Rusia menyebutkan menentang ekspansi NATO ke timur, tetapi mengapa dulu ingin bergabung dengan NATO? Dengan terkejut Carlson bertanya, “Apakah Anda serius? Anda akan bergabung dengan NATO?”

Putin menjawab, “Saya telah melontarkan sebuah pertanyaan: ‘apakah mungkin?’ Dan jawaban yang saya dapatkan adalah tidak.”

Carlson mengejarnya dengan pertanyaan, “Tapi jika ia setuju, apakah Anda akan bergabung dengan NATO?”

Putin menjawab, “Jika dia mengiyakan, maka proses perdamaian akan dimulai… tapi hal itu tidak terjadi.”
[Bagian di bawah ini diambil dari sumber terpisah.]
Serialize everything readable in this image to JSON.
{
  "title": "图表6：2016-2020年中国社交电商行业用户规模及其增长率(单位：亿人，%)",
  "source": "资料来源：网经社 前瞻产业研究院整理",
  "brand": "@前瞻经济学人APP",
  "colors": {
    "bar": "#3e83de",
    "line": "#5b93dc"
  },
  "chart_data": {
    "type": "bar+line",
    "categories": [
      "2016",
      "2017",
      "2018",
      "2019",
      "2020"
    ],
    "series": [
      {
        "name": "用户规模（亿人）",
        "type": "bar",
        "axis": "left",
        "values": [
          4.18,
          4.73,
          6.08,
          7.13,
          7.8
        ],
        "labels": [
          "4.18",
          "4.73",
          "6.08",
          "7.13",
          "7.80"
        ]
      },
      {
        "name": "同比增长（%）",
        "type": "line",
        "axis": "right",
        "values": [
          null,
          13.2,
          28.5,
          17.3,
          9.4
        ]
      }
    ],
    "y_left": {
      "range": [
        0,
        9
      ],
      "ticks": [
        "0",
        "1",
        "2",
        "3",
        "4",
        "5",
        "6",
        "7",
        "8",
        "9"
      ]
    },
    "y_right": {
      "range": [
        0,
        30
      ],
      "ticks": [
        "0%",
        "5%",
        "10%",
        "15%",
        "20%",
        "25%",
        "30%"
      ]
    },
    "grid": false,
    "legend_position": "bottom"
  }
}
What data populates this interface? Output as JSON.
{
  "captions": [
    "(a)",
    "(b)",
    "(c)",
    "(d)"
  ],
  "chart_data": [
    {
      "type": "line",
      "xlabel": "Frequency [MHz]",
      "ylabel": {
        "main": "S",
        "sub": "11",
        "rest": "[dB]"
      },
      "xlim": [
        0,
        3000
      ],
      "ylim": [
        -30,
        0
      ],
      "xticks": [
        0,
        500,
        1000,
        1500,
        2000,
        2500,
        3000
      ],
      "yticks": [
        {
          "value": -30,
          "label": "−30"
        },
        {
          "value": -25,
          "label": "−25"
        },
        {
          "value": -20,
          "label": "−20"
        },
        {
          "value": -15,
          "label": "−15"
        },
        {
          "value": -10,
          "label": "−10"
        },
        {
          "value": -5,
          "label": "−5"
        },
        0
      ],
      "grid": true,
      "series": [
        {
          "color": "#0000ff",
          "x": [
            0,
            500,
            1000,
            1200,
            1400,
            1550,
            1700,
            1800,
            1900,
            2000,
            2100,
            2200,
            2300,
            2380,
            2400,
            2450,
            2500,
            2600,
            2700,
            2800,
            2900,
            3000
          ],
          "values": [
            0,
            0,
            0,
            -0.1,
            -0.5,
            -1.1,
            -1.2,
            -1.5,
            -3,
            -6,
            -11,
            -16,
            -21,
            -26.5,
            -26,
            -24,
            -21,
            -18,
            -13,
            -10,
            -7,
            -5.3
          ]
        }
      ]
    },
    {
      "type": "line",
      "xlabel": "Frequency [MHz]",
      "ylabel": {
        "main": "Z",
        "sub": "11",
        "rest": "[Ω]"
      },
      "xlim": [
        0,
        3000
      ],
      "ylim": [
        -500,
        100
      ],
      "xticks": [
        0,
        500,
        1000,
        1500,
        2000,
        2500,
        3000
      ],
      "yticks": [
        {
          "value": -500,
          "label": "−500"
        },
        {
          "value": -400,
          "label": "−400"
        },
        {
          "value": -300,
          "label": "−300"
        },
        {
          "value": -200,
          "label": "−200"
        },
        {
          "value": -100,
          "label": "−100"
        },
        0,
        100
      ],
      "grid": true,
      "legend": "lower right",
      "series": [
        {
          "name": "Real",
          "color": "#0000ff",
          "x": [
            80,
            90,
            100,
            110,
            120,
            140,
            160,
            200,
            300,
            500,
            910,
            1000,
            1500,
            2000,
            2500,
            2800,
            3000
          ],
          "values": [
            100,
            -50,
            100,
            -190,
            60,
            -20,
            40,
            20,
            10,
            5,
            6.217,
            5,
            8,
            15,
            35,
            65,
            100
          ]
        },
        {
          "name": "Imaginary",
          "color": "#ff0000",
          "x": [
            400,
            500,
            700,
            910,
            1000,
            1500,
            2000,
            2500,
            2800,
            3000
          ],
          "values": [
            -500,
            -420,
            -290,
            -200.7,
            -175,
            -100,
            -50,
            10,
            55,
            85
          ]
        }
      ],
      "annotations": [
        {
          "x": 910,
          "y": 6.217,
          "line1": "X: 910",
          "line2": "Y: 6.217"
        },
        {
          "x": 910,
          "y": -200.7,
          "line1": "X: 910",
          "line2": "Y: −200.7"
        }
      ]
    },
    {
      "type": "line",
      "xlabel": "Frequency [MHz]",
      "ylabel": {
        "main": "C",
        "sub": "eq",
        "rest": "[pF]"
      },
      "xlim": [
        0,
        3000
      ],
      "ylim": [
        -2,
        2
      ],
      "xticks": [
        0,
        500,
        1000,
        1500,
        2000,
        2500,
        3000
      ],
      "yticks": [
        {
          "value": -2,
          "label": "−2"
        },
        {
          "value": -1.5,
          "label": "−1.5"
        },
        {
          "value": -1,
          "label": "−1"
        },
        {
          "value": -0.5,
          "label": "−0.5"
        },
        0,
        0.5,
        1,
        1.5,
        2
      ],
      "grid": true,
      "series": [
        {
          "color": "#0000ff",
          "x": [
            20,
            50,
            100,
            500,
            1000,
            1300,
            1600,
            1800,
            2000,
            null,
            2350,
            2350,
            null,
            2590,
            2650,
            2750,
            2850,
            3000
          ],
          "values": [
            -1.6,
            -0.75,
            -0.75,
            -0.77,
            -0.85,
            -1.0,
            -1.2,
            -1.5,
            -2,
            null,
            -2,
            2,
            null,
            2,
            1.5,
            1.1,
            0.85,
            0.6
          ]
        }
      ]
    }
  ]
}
Tahun 1991 Perang Dingin berakhir, Pakta Warsawa yang berkonfrontasi dengan NATO pun ikut dibubarkan. Negara mantan anggota Pakta Warsawa yakni Ceko, Hungaria, dan Polandia bergabung dalam NATO pada 1999, dan disebut sebagai ekspansi NATO ke timur yang pertama. Tapi Putin berkata, pada tahun 2000 ia juga berniat mengajukan Rusia untuk bergabung dengan NATO.
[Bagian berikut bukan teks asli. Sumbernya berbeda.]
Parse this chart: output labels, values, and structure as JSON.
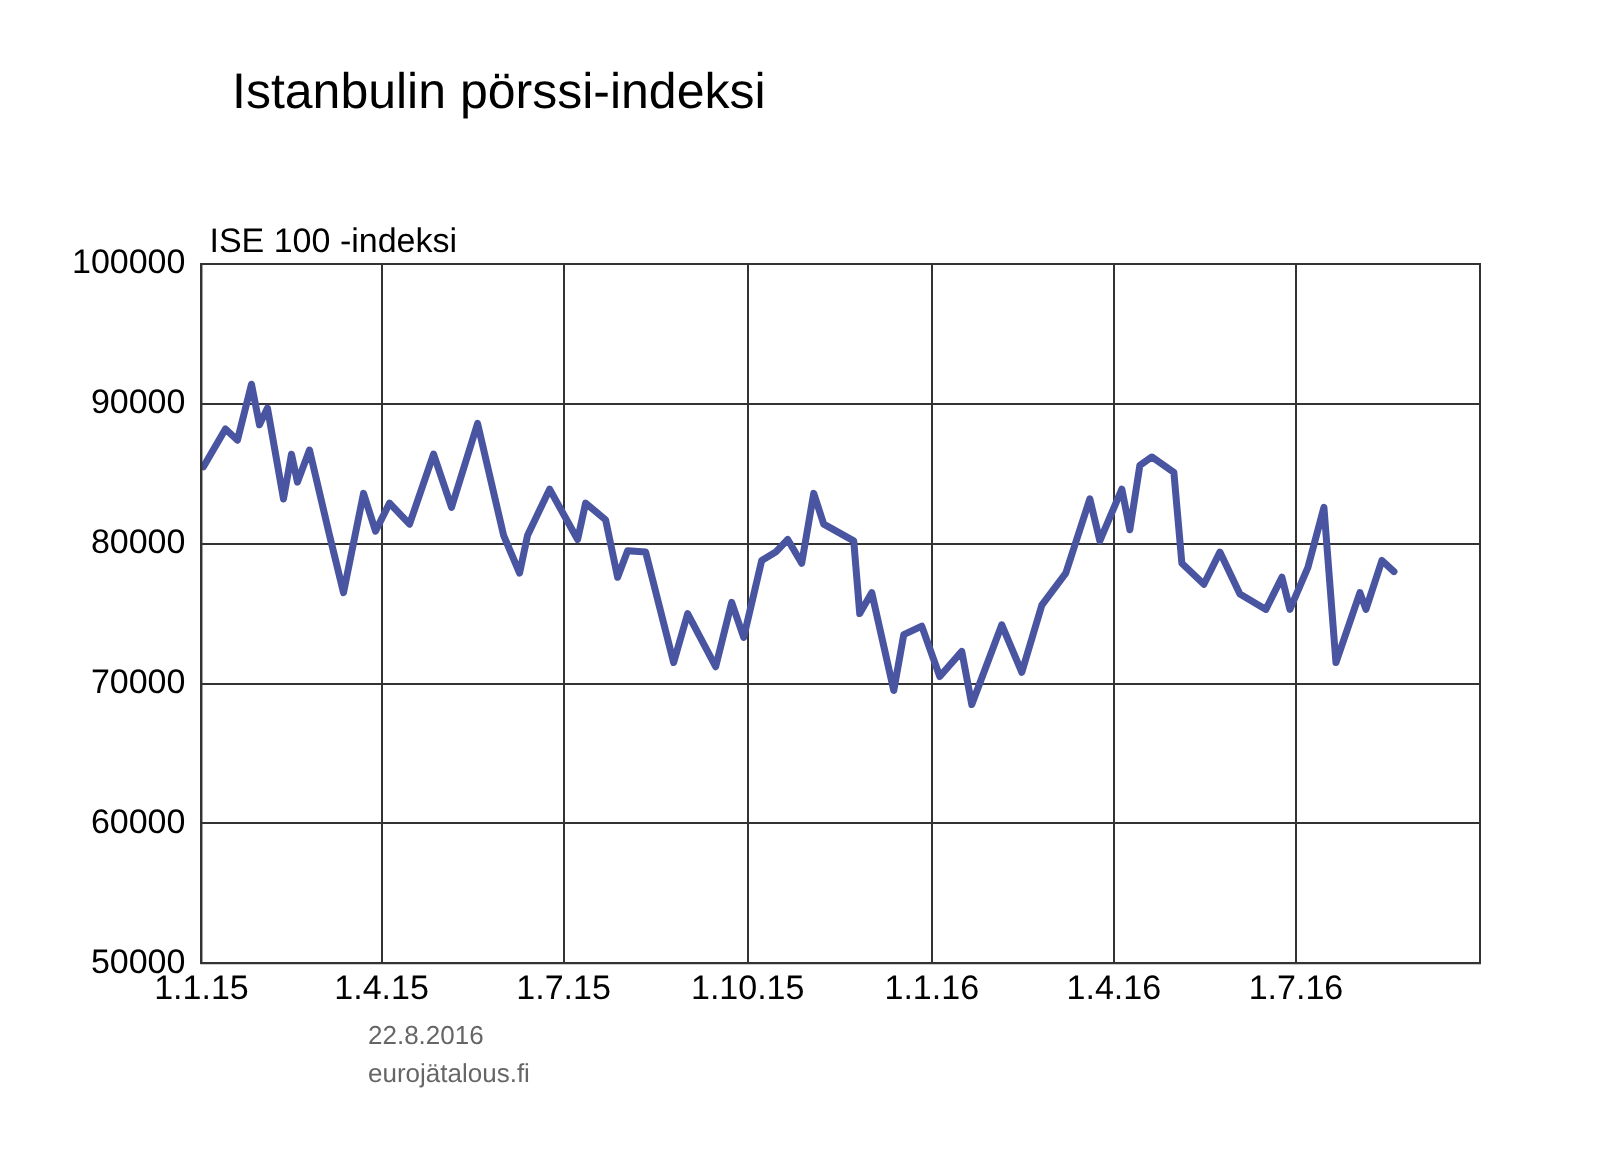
{
  "chart_data": {
    "type": "line",
    "title": "Istanbulin pörssi-indeksi",
    "ylabel": "ISE 100 -indeksi",
    "annotations": [
      "22.8.2016",
      "eurojätalous.fi"
    ],
    "x": [
      "2015-01-02",
      "2015-01-13",
      "2015-01-19",
      "2015-01-26",
      "2015-01-30",
      "2015-02-03",
      "2015-02-11",
      "2015-02-15",
      "2015-02-18",
      "2015-02-24",
      "2015-03-06",
      "2015-03-13",
      "2015-03-23",
      "2015-03-29",
      "2015-04-05",
      "2015-04-15",
      "2015-04-27",
      "2015-05-06",
      "2015-05-19",
      "2015-06-01",
      "2015-06-09",
      "2015-06-13",
      "2015-06-24",
      "2015-07-08",
      "2015-07-12",
      "2015-07-22",
      "2015-07-28",
      "2015-08-02",
      "2015-08-11",
      "2015-08-25",
      "2015-09-01",
      "2015-09-15",
      "2015-09-23",
      "2015-09-29",
      "2015-10-08",
      "2015-10-15",
      "2015-10-21",
      "2015-10-28",
      "2015-11-03",
      "2015-11-08",
      "2015-11-23",
      "2015-11-26",
      "2015-12-02",
      "2015-12-13",
      "2015-12-18",
      "2015-12-27",
      "2016-01-05",
      "2016-01-16",
      "2016-01-21",
      "2016-02-05",
      "2016-02-15",
      "2016-02-25",
      "2016-03-08",
      "2016-03-20",
      "2016-03-25",
      "2016-04-05",
      "2016-04-09",
      "2016-04-14",
      "2016-04-20",
      "2016-05-01",
      "2016-05-05",
      "2016-05-16",
      "2016-05-24",
      "2016-06-03",
      "2016-06-16",
      "2016-06-24",
      "2016-06-28",
      "2016-07-07",
      "2016-07-15",
      "2016-07-21",
      "2016-08-02",
      "2016-08-05",
      "2016-08-13",
      "2016-08-19"
    ],
    "series": [
      {
        "color": "#4a55a2",
        "values": [
          85500,
          88200,
          87400,
          91400,
          88500,
          89700,
          83200,
          86400,
          84400,
          86700,
          80600,
          76500,
          83600,
          80900,
          82900,
          81400,
          86400,
          82600,
          88600,
          80600,
          77900,
          80600,
          83900,
          80300,
          82900,
          81700,
          77600,
          79500,
          79400,
          71500,
          75000,
          71200,
          75800,
          73300,
          78800,
          79400,
          80300,
          78600,
          83600,
          81400,
          80200,
          75000,
          76500,
          69500,
          73500,
          74100,
          70500,
          72300,
          68500,
          74200,
          70800,
          75600,
          77900,
          83200,
          80200,
          83900,
          81000,
          85600,
          86200,
          85100,
          78600,
          77100,
          79400,
          76400,
          75300,
          77600,
          75300,
          78300,
          82600,
          71500,
          76500,
          75300,
          78800,
          78000
        ]
      }
    ],
    "xlim": [
      "2015-01-01",
      "2016-10-01"
    ],
    "xticks": [
      {
        "value": "2015-01-01",
        "label": "1.1.15"
      },
      {
        "value": "2015-04-01",
        "label": "1.4.15"
      },
      {
        "value": "2015-07-01",
        "label": "1.7.15"
      },
      {
        "value": "2015-10-01",
        "label": "1.10.15"
      },
      {
        "value": "2016-01-01",
        "label": "1.1.16"
      },
      {
        "value": "2016-04-01",
        "label": "1.4.16"
      },
      {
        "value": "2016-07-01",
        "label": "1.7.16"
      }
    ],
    "ylim": [
      50000,
      100000
    ],
    "yticks": [
      50000,
      60000,
      70000,
      80000,
      90000,
      100000
    ],
    "grid": true,
    "legend": false,
    "marker": "none",
    "line_style": "solid"
  }
}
Putin berusaha menjelaskan, Rusia pernah secara pro aktif ingin berbaikan dengan AS, tapi telah ditolak. Jika Rusia pernah berniat bergabung dengan NATO, maka menjadi lebih rasional bila negara-negara Eropa Timur pun ikut bergabung dengan NATO. Pada 2004, Rumania, Estonia, Latvia, Lithuania, Slowakia, Slovenia, dan Bulgaria ikut bergabung dengan NATO; disusul Albania, Kroasia juga ikut bergabung dengan NATO pada 2009; pada 2017, Montenegro ikut bergabung dengan NATO; dan tahun 2020, Makedonia Utara juga ikut bergabung dengan NATO. Negara-negara kecil dan menengah itu memilih berpihak pada Barat dan mencari jalan keluar sendiri, sebenarnya adalah karena ketakutannya terhadap Rusia. Invasi Rusia terhadap Ukraina telah membuktikan kekhawatiran ini. Lima kali ekspansi NATO ke timur, semuanya adalah negara-negara itu sendiri yang telah berpaling, tidak berbeda dengan keinginan Rusia pada 2000.

Perbedaannya adalah, Rusia hanya mencoba sekali lalu melepasnya, tapi negara lain tidak putus asa, hingga akhirnya disetujui bergabung dengan NATO. Ukraina adalah yang tertinggal di tengah keraguannya, hingga akhirnya menjadi korban, ini juga membuktikan keputusan negara lain adalah pilihan yang bijaksana. Pada April 2023, Finlandia yang netral telah bergabung dengan NATO; dan kini, halangan bagi Swedia bergabung dengan NATO juga telah tersingkirkan.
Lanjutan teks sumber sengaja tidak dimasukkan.